暖かい光が、私に注がれる。瞳に映る事なくても、それでも注がれる光。
暖かい、光。瞼を擦り抜ける優しさが、私には泣きたいくらいにしあわせだった。
――――そばにいて、ください。それだけでいいから。
「…痕が…消えないね」
私の手に繋がれた鎖は、貴方にって解かれた。永遠とも思える黄泉の鎖を、貴方が引き千切ってくれた。
「…龍斗さん……」
指先が、触れる。貴方の指先が私の手首に触れる。そこから染みこむ暖かさと、優しさは。それがどんなに私を包み込むか、貴方は気付いているのでしょうか?
「でも俺が必ず、消すから」
「…あ……」
手首に濡れた感触を感じる。貴方の唇が押し当てられ、そのまま。そのままそっと口付けられた。鎖の痕で真っ赤になっているであろう、手首に。
「…比良坂…俺が必ず…お前を……」
そのまま指が絡まり、身体を抱きしめられた。広い、胸。広い、腕。その感触があるから私は。私は、こんなにも。

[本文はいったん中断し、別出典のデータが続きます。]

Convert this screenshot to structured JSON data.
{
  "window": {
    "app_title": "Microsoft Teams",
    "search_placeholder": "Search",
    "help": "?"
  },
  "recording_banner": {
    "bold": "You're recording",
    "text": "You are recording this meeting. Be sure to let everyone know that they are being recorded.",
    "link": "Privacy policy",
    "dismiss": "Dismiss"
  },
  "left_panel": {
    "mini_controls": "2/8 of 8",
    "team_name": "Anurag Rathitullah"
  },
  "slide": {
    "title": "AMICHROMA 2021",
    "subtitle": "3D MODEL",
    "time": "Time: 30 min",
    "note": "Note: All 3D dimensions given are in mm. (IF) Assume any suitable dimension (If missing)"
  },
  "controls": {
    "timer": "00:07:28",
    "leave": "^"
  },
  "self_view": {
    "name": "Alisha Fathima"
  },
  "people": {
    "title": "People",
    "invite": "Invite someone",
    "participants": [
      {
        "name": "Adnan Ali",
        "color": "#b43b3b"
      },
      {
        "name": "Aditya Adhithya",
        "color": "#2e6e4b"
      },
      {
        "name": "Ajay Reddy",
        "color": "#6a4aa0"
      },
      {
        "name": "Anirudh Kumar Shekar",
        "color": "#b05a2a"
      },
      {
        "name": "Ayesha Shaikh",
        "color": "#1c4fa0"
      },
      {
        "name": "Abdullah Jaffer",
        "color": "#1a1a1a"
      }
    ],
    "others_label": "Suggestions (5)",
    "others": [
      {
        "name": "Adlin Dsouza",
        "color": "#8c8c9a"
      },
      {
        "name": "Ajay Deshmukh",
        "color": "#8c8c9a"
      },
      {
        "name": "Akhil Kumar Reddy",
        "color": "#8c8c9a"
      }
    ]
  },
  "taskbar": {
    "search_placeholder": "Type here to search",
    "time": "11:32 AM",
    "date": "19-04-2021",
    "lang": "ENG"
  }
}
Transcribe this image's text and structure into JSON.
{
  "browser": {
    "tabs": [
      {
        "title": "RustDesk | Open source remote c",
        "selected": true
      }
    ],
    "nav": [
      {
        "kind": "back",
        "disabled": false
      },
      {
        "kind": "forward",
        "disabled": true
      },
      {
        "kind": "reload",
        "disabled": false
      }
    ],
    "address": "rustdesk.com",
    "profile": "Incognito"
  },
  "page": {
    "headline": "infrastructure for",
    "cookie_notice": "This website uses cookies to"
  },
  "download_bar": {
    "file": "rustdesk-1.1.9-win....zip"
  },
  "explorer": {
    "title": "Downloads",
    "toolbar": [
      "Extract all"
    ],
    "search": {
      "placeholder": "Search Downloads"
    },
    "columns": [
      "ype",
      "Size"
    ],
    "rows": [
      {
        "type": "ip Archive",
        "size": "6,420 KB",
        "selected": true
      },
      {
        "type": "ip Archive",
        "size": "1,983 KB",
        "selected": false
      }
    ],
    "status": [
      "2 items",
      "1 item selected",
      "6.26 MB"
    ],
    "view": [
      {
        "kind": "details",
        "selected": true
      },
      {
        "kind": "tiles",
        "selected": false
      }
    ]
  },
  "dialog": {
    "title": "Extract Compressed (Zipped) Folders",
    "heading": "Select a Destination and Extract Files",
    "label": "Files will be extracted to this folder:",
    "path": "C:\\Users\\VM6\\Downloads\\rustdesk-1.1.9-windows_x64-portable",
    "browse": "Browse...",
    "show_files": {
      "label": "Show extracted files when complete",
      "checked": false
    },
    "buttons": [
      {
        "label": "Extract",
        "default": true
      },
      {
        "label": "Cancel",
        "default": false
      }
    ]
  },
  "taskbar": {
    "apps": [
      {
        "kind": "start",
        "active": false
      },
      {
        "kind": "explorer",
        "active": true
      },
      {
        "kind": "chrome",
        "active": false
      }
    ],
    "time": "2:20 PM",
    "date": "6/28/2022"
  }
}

――――こんなにも…泣きたくなるくらいに…しあわせ……
消える事のない鎖の痕が、今までのお前の全てを現しているようで辛かった。ずっと闇に捕らわれ、運命に弄ばれながらも、それでも。それでもこうして俺の前に現れたただ独りの女。俺にとっては…ただ独りの女。
「…比良坂……」
細い身体を抱きしめた。きつく抱きしめ、その髪に顔を埋める。金色の綺麗な髪だった。さらさらの指を擦り抜ける細い髪だった。微かに甘い薫りのする…髪だった。
「…龍斗さん、痛いです……」
くすりとひとつ微笑いながらお前は言うと、おずおずと背中に手を廻した。細い腕が、透けるほどの白い肌を持つその腕が。俺にとっては痛々しいほどに苦しいものに思えた。
どうしてもっと。もっとお前を早く見つけられなかったのかと。
呼んでいる声があった。遠くから呼んでいる声が。
俺だけを呼び続ける、哀しい歌声が。優しい歌声が。
それが何時も俺を包み込み、そして。そして護ってくれていたのに。
どうして気付かなかった?どうしてもっと早くに気付かなかった?
お前の腕の痕が消えなくなる前に。その鎖が繋がれる前に。
見世物にされる前に。運命に弄ばれる前に。
―――どうして俺は…お前を…見つけられなかったのか?……
「…すまない…俺が……」
聴こえていたのに。ずっとお前の歌が。
「…俺がお前を見つけられなかった……」
優しく哀しい歌が、ずっと。
「…この痕が残る前に……」
ずっと俺の中に響いて、そして流れていたのに。
「…いいえ…私は貴方の傍にいられるだけで…それだけでしあわせです……」
長くなんてなかった。辛くなんてなかった。
貴方のことを考えている間は、何も苦しい事なんてなかった。
この胸に宿る貴方への想いが、こうやって育まれてゆく時間すら愛しいものだから。
貴方の事を考えている間は、貴方のそばにいられる気がしたから。
貴方がこうやって私のそばにいてくれる気がしたから。だから。
だから全然平気だった。全然、辛くなんてなかった。
私、しあわせだから。ずっと貴方を想う事が出来て、しあわせだから。
あかぎれの傷だらけの手でも、貴方は綺麗だと言ってくれた。
この手が、好きだって言ってくれた。指先一つ一つに口付けてくれた。
目の見えない私の睫毛を、好きだと言ってくれた。瞳が閉ざされていても。
そんな私を好きだと言ってくれた。瞳が見えなくても、分かるからと。
こころが綺麗だから、暖かいから、分かるからと。
――――そんな貴方が…私は何よりも好き…何よりも大好きだから……
「…比良坂……」
しあわせ。貴方とともにいられるしあわせ。
「…貴方がこうしてそばにいてくれるだけで」
一緒にいられるしあわせ。こうして。
「…私はしあわせです……」
こうして伸ばした指先が触れる、しあわせ。
貴方に出逢えてよかった。貴方が私の光で、よかった。
そっと、指先が触れる。
触れて絡まって、そして。
そして結び合う手のひらが。
何よりもあたたかく、何よりもやさしい。